Fig 5Plot of mean score per video clip doublet (with either ‘true’ or ‘false’ air exposure information) of a given reflex across all workshop participants (a), and then stratified by experience in scoring reflexes of fish: none (b); some (c); and experienced (d).

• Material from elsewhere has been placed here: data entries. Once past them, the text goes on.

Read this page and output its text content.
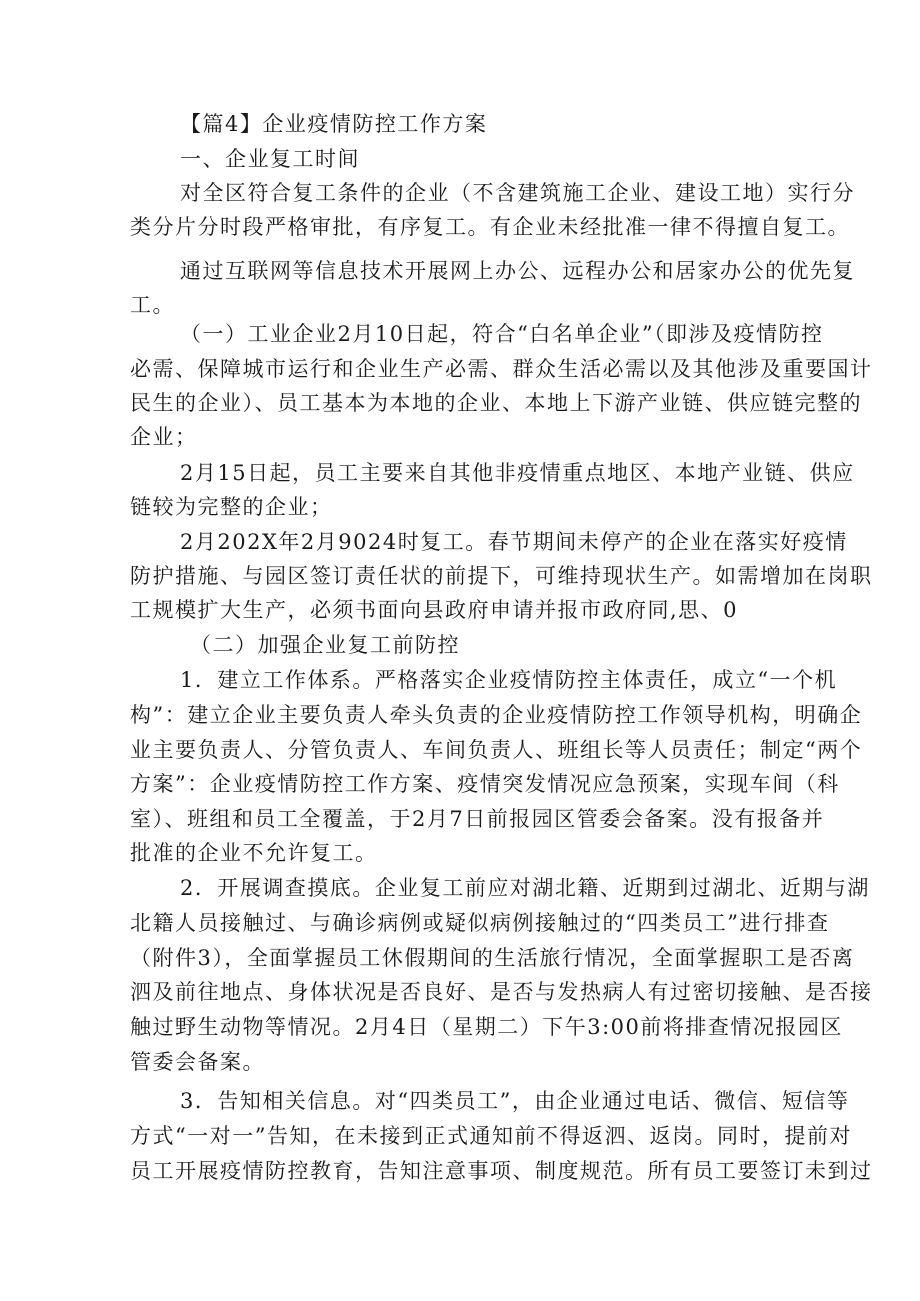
【篇4】企业疫情防控工作方案
一、企业复工时间
对全区符合复工条件的企业（不含建筑施工企业、建设工地）实行分
类分片分时段严格审批，有序复工。有企业未经批准一律不得擅自复工。
通过互联网等信息技术开展网上办公、远程办公和居家办公的优先复
工。
（一）工业企业2月10日起，符合“白名单企业”（即涉及疫情防控
必需、保障城市运行和企业生产必需、群众生活必需以及其他涉及重要国计
民生的企业）、员工基本为本地的企业、本地上下游产业链、供应链完整的
企业；
2月15日起，员工主要来自其他非疫情重点地区、本地产业链、供应
链较为完整的企业；
2月202X年2月9024时复工。春节期间未停产的企业在落实好疫情
防护措施、与园区签订责任状的前提下，可维持现状生产。如需增加在岗职
工规模扩大生产，必须书面向县政府申请并报市政府同,思、0
（二）加强企业复工前防控
1．建立工作体系。严格落实企业疫情防控主体责任，成立“一个机
构”：建立企业主要负责人牵头负责的企业疫情防控工作领导机构，明确企
业主要负责人、分管负责人、车间负责人、班组长等人员责任；制定“两个
方案”：企业疫情防控工作方案、疫情突发情况应急预案，实现车间（科
室）、班组和员工全覆盖，于2月7日前报园区管委会备案。没有报备并
批准的企业不允许复工。
2．开展调查摸底。企业复工前应对湖北籍、近期到过湖北、近期与湖
北籍人员接触过、与确诊病例或疑似病例接触过的“四类员工”进行排查
（附件3），全面掌握员工休假期间的生活旅行情况，全面掌握职工是否离
泗及前往地点、身体状况是否良好、是否与发热病人有过密切接触、是否接
触过野生动物等情况。2月4日（星期二）下午3:00前将排查情况报园区
管委会备案。
3．告知相关信息。对“四类员工”，由企业通过电话、微信、短信等
方式“一对一”告知，在未接到正式通知前不得返泗、返岗。同时，提前对
员工开展疫情防控教育，告知注意事项、制度规范。所有员工要签订未到过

Doublet ID includes a scoring video clip ID (2 or 3) and a running ID number for each doublet, with each clip of a doublet abbreviated by ‘a’ or ‘b’. Treatments include: ‘Intra-rater reliability with expectation bias’ (IOR-exp.), which refers to duplicated clips of the same fish and reflex with either true or false air exposure information; or ‘Intra-rater reliability’ (IOR), which refers to duplicated clips of the same fish and reflex and always true air exposure information. Where available, dots indicate the ‘silver standard’ scores which were averaged across three experienced, expert raters who scored 12 unmodified, original clips.